Historiquement, la cybermonnaie a été pensée par un groupe de cypherpunk (mouvement de passionnés d’informatique à la fin des années 1990 qui lutte pour une protection de la vie privée. Ils sont notamment à l’origine du PGP “pretty good privacy”, un logiciel utilisant la cryptographie pour sécuriser la confidentialité des échanges de données entre ses utilisateurs) qui voulaient créer une monnaie numérique sur laquelle les banques et les États n’auraient aucune prise, qu’il s’agisse de sa valeur, ou de sa circulation. Suite à la crise bancaire et financière de 2008, plusieurs banques ont fait défaut et n’ont in fine pas pu rembourser leurs créanciers. Cette crise a eu pour conséquence une perte de confiance des investisseurs envers les établissements de crédit. Dès lors, les cybermonnaies ont été considérées comme une alternative à la monnaie fiduciaire. La première cybermonnaie ayant été créée est le Bitcoin. Elle fut présentée en 2008 par une personne ou un groupe de personnes portant le pseudonyme de Satoshi Nakamoto. Bitcoin et les autres cybermonnaies reposent sur la technologie blockchain, un registre totalement décentralisé, infalsifiable et permettant une relation de pair à pair entre ses utilisateurs[3].

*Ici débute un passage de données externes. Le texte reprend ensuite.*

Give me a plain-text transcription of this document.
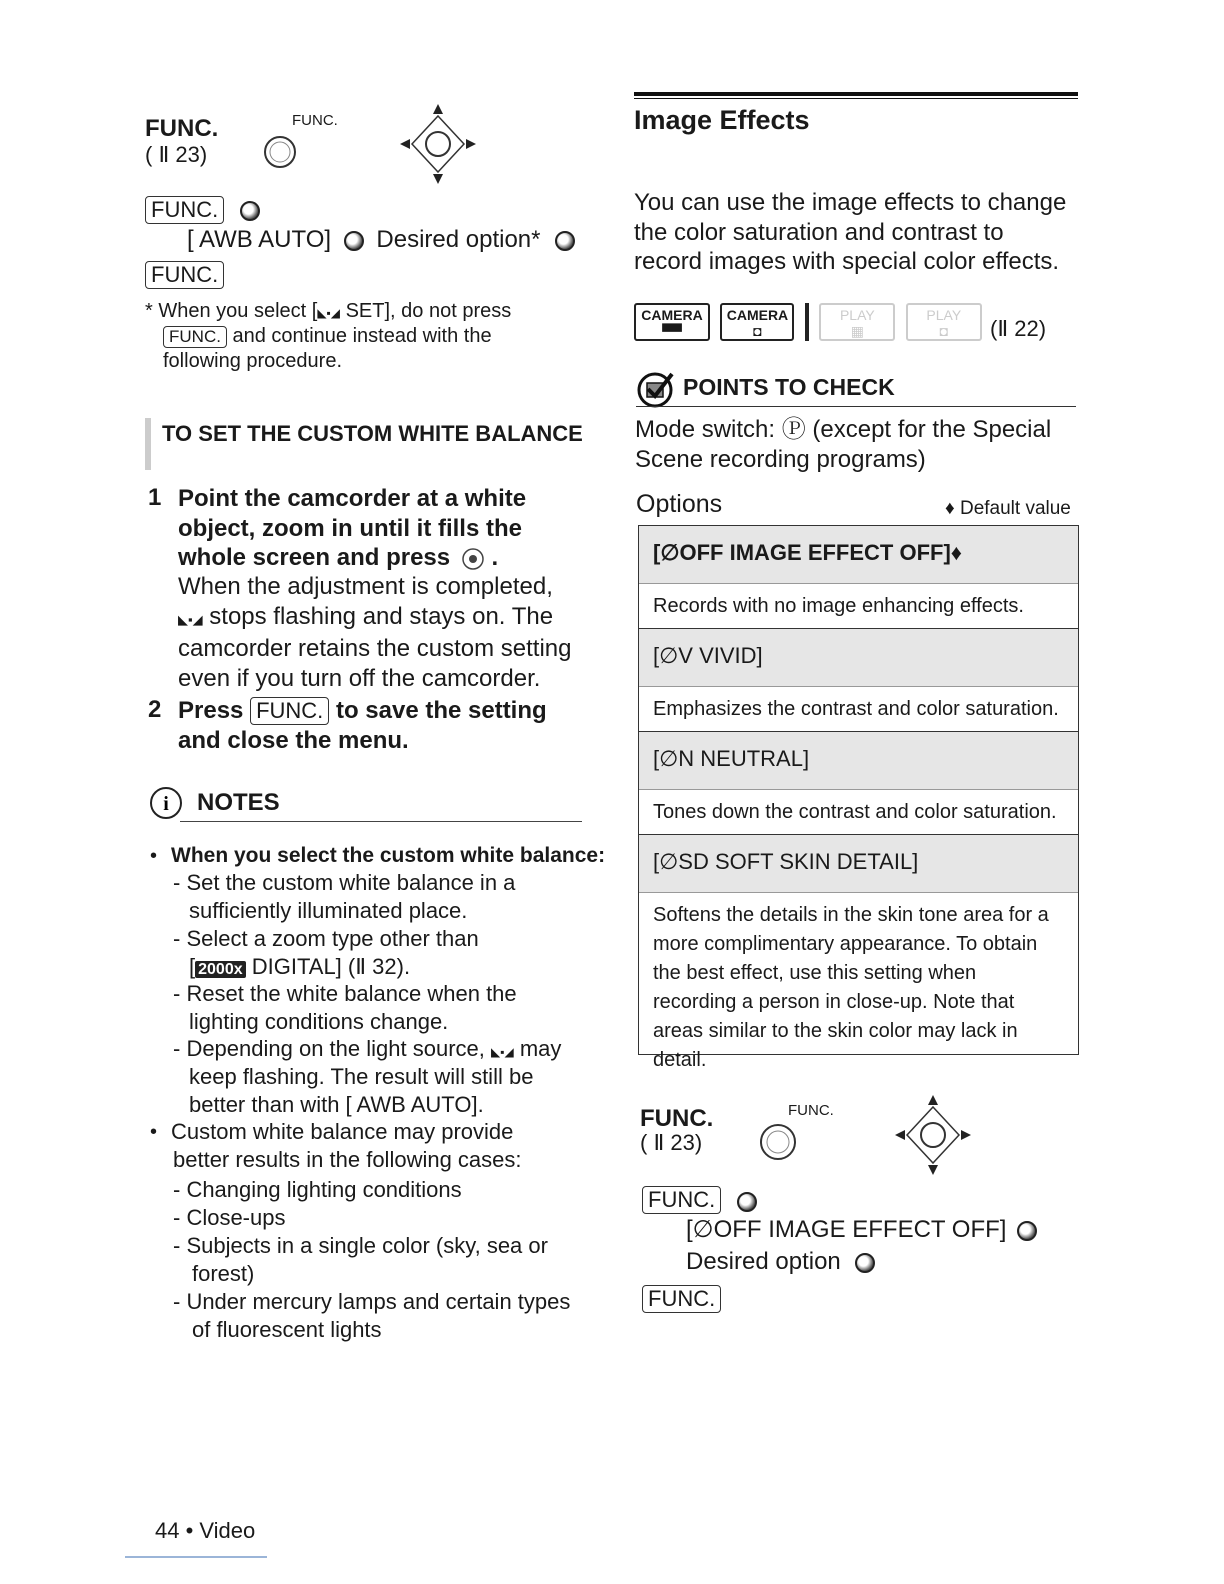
FUNC.
( Ⅱ 23)
FUNC.
FUNC.
[ AWB AUTO] Desired option*
FUNC.
* When you select [◣▪◢ SET], do not press
FUNC. and continue instead with the
following procedure.
TO SET THE CUSTOM WHITE BALANCE
1 Point the camcorder at a white
object, zoom in until it fills the
whole screen and press  .
When the adjustment is completed,
◣▪◢ stops flashing and stays on. The
camcorder retains the custom setting
even if you turn off the camcorder.
2 Press FUNC. to save the setting
and close the menu.
i NOTES
• When you select the custom white balance:
- Set the custom white balance in a
sufficiently illuminated place.
- Select a zoom type other than
[ 2000x DIGITAL] (Ⅱ 32).
- Reset the white balance when the
lighting conditions change.
- Depending on the light source, ◣▪◢ may
keep flashing. The result will still be
better than with [ AWB AUTO].
• Custom white balance may provide
better results in the following cases:
- Changing lighting conditions
- Close-ups
- Subjects in a single color (sky, sea or
forest)
- Under mercury lamps and certain types
of fluorescent lights
44 • Video
Image Effects
You can use the image effects to change
the color saturation and contrast to
record images with special color effects.
CAMERA
▀▀ CAMERA
◘  PLAY
▦ PLAY
◘	(Ⅱ 22)
POINTS TO CHECK
Mode switch: Ⓟ (except for the Special
Scene recording programs)
Options	♦ Default value
[∅OFF IMAGE EFFECT OFF]♦
Records with no image enhancing effects.
[∅V VIVID]
Emphasizes the contrast and color saturation.
[∅N NEUTRAL]
Tones down the contrast and color saturation.
[∅SD SOFT SKIN DETAIL]
Softens the details in the skin tone area for a more complimentary appearance. To obtain the best effect, use this setting when recording a person in close-up. Note that areas similar to the skin color may lack in detail.
FUNC.
( Ⅱ 23)
FUNC.
FUNC.
[∅OFF IMAGE EFFECT OFF]
Desired option
FUNC.
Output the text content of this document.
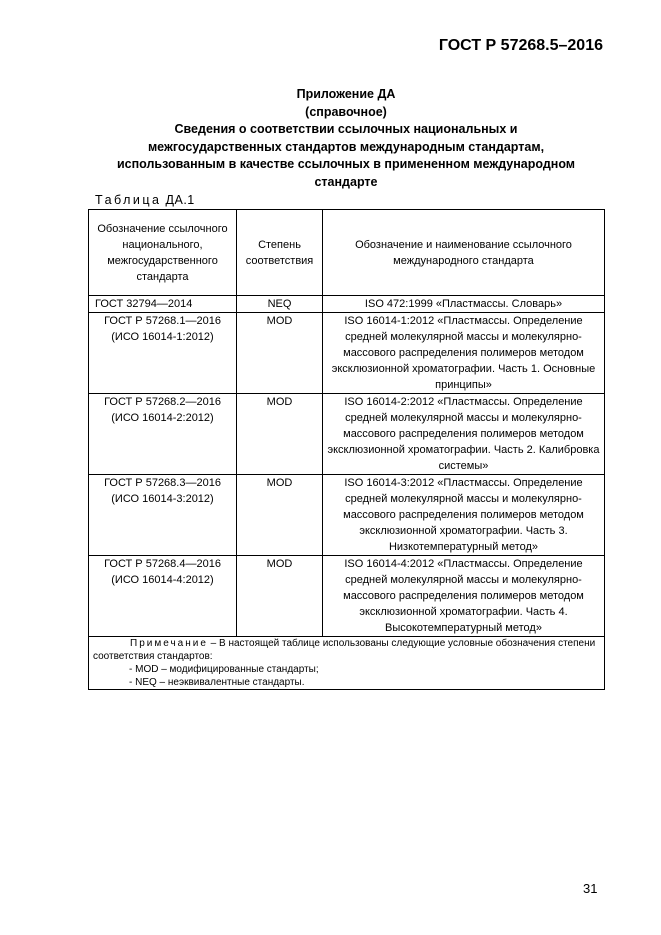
ГОСТ Р 57268.5–2016
Приложение ДА
(справочное)
Сведения о соответствии ссылочных национальных и
межгосударственных стандартов международным стандартам,
использованным в качестве ссылочных в примененном международном
стандарте
Таблица ДА.1
Обозначение ссылочного национального, межгосударственного стандарта	Степень соответствия	Обозначение и наименование ссылочного международного стандарта

ГОСТ 32794—2014	NEQ	ISO 472:1999 «Пластмассы. Словарь»

ГОСТ Р 57268.1—2016
(ИСО 16014-1:2012)	MOD	ISO 16014-1:2012 «Пластмассы. Определение средней молекулярной массы и молекулярно-массового распределения полимеров методом эксклюзионной хроматографии. Часть 1. Основные принципы»

ГОСТ Р 57268.2—2016
(ИСО 16014-2:2012)	MOD	ISO 16014-2:2012 «Пластмассы. Определение средней молекулярной массы и молекулярно-массового распределения полимеров методом эксклюзионной хроматографии. Часть 2. Калибровка системы»

ГОСТ Р 57268.3—2016
(ИСО 16014-3:2012)	MOD	ISO 16014-3:2012 «Пластмассы. Определение средней молекулярной массы и молекулярно-массового распределения полимеров методом эксклюзионной хроматографии. Часть 3. Низкотемпературный метод»

ГОСТ Р 57268.4—2016
(ИСО 16014-4:2012)	MOD	ISO 16014-4:2012 «Пластмассы. Определение средней молекулярной массы и молекулярно-массового распределения полимеров методом эксклюзионной хроматографии. Часть 4. Высокотемпературный метод»

Примечание – В настоящей таблице использованы следующие условные обозначения степени соответствия стандартов:
- MOD – модифицированные стандарты;
- NEQ – неэквивалентные стандарты.		
31
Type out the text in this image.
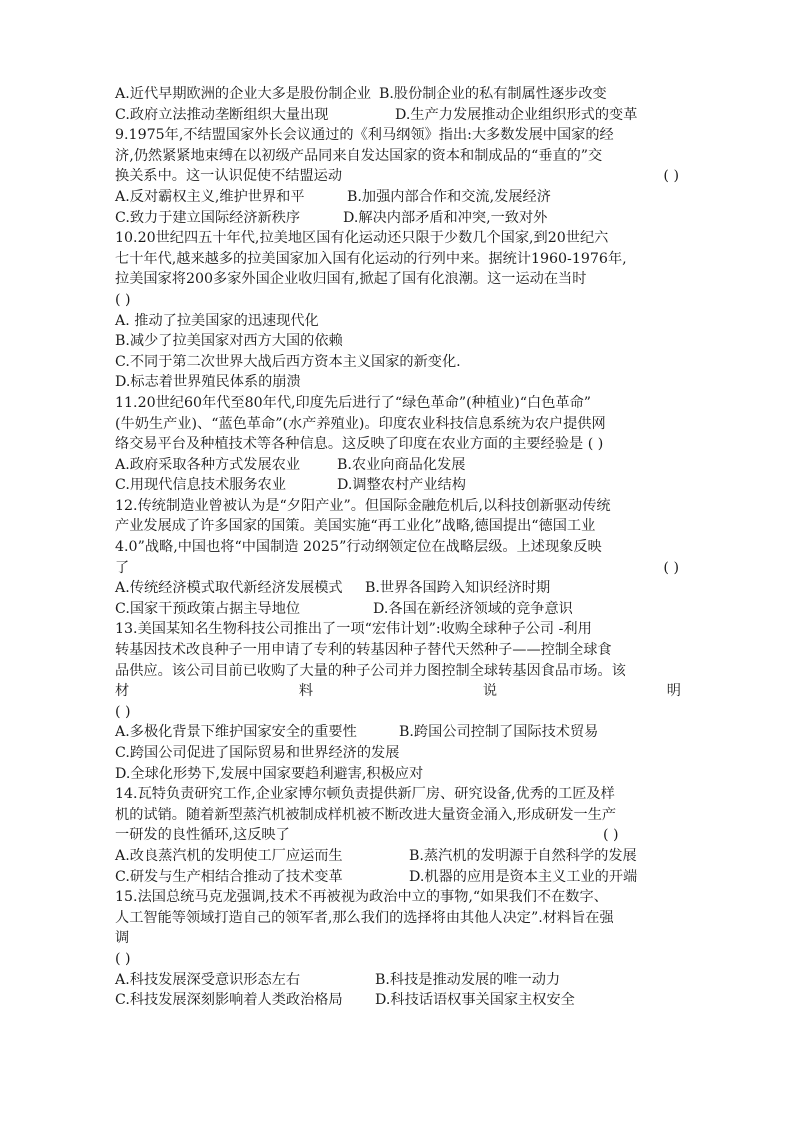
A.近代早期欧洲的企业大多是股份制企业 B.股份制企业的私有制属性逐步改变
C.政府立法推动垄断组织大量出现	D.生产力发展推动企业组织形式的变革
9.1975年,不结盟国家外长会议通过的《利马纲领》指出:大多数发展中国家的经
济,仍然紧紧地束缚在以初级产品同来自发达国家的资本和制成品的“垂直的”交
换关系中。这一认识促使不结盟运动	( )
A.反对霸权主义,维护世界和平	B.加强内部合作和交流,发展经济
C.致力于建立国际经济新秩序	D.解决内部矛盾和冲突,一致对外
10.20世纪四五十年代,拉美地区国有化运动还只限于少数几个国家,到20世纪六
七十年代,越来越多的拉美国家加入国有化运动的行列中来。据统计1960-1976年,
拉美国家将200多家外国企业收归国有,掀起了国有化浪潮。这一运动在当时
( )
A. 推动了拉美国家的迅速现代化
B.减少了拉美国家对西方大国的依赖
C.不同于第二次世界大战后西方资本主义国家的新变化.
D.标志着世界殖民体系的崩溃
11.20世纪60年代至80年代,印度先后进行了“绿色革命”(种植业)“白色革命”
(牛奶生产业)、“蓝色革命”(水产养殖业)。印度农业科技信息系统为农户提供网
络交易平台及种植技术等各种信息。这反映了印度在农业方面的主要经验是 ( )
A.政府采取各种方式发展农业	B.农业向商品化发展
C.用现代信息技术服务农业	D.调整农村产业结构
12.传统制造业曾被认为是“夕阳产业”。但国际金融危机后,以科技创新驱动传统
产业发展成了许多国家的国策。美国实施“再工业化”战略,德国提出“德国工业
4.0”战略,中国也将“中国制造 2025”行动纲领定位在战略层级。上述现象反映
了	( )
A.传统经济模式取代新经济发展模式 B.世界各国跨入知识经济时期
C.国家干预政策占据主导地位	D.各国在新经济领域的竞争意识
13.美国某知名生物科技公司推出了一项“宏伟计划”:收购全球种子公司 -利用
转基因技术改良种子一用申请了专利的转基因种子替代天然种子——控制全球食
品供应。该公司目前已收购了大量的种子公司并力图控制全球转基因食品市场。该
材	料	说	明
( )
A.多极化背景下维护国家安全的重要性	B.跨国公司控制了国际技术贸易
C.跨国公司促进了国际贸易和世界经济的发展
D.全球化形势下,发展中国家要趋利避害,积极应对
14.瓦特负责研究工作,企业家博尔顿负责提供新厂房、研究设备,优秀的工匠及样
机的试销。随着新型蒸汽机被制成样机被不断改进大量资金涌入,形成研发一生产
一研发的良性循环,这反映了	( )
A.改良蒸汽机的发明使工厂应运而生	B.蒸汽机的发明源于自然科学的发展
C.研发与生产相结合推动了技术变革	D.机器的应用是资本主义工业的开端
15.法国总统马克龙强调,技术不再被视为政治中立的事物,“如果我们不在数字、
人工智能等领域打造自己的领军者,那么我们的选择将由其他人决定”.材料旨在强
调
( )
A.科技发展深受意识形态左右	B.科技是推动发展的唯一动力
C.科技发展深刻影响着人类政治格局 D.科技话语权事关国家主权安全
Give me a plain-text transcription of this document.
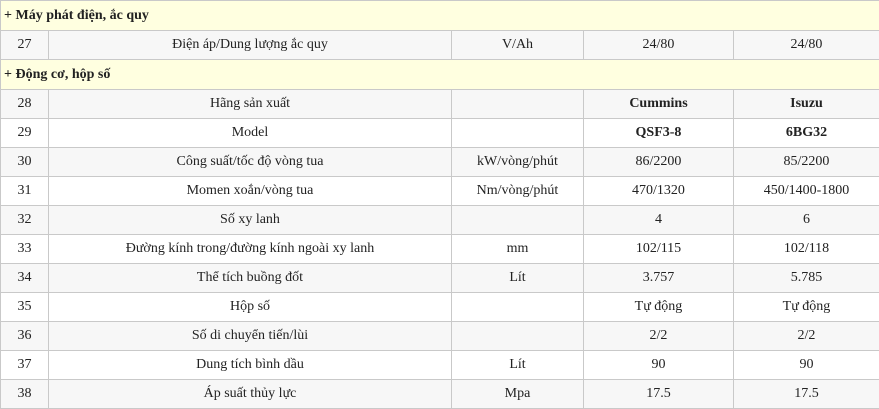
+ Máy phát điện, ắc quy				
27	Điện áp/Dung lượng ắc quy	V/Ah	24/80	24/80
+ Động cơ, hộp số				
28	Hãng sản xuất		Cummins	Isuzu
29	Model		QSF3-8	6BG32
30	Công suất/tốc độ vòng tua	kW/vòng/phút	86/2200	85/2200
31	Momen xoắn/vòng tua	Nm/vòng/phút	470/1320	450/1400-1800
32	Số xy lanh		4	6
33	Đường kính trong/đường kính ngoài xy lanh	mm	102/115	102/118
34	Thể tích buồng đốt	Lít	3.757	5.785
35	Hộp số		Tự động	Tự động
36	Số di chuyển tiến/lùi		2/2	2/2
37	Dung tích bình dầu	Lít	90	90
38	Áp suất thủy lực	Mpa	17.5	17.5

La question des cybermonnaies dans le contexte de la lutte contre le financement du terrorisme est intéressante à plusieurs égards. D’abord parce que l’ampleur de la crypto-économie sur l’écosystème financier mondial ne peut être négligé. En effet, depuis 2009, la capitalisation des cybermonnaies n’a cessé de croître[4] jusqu’à être considérée comme une réelle alternative à la monnaie fiduciaire dans certains pays (notamment en Afrique). Cependant les cybermonnaies peuvent aussi être perçues comme un danger et pourraient faciliter la commission d’infractions pénales comme le financement du terrorisme (en outre, les cybermonnaies pourraient favoriser le blanchiment de capitaux et l’évasion fiscale[5]). De ce point de vue, les États se retrouvent impuissants face à des monnaies privées qui permettent dans certaines situations, de procéder à des transactions dans un total anonymat. C’est la raison pour laquelle certains États se disent “crypto-sceptiques”.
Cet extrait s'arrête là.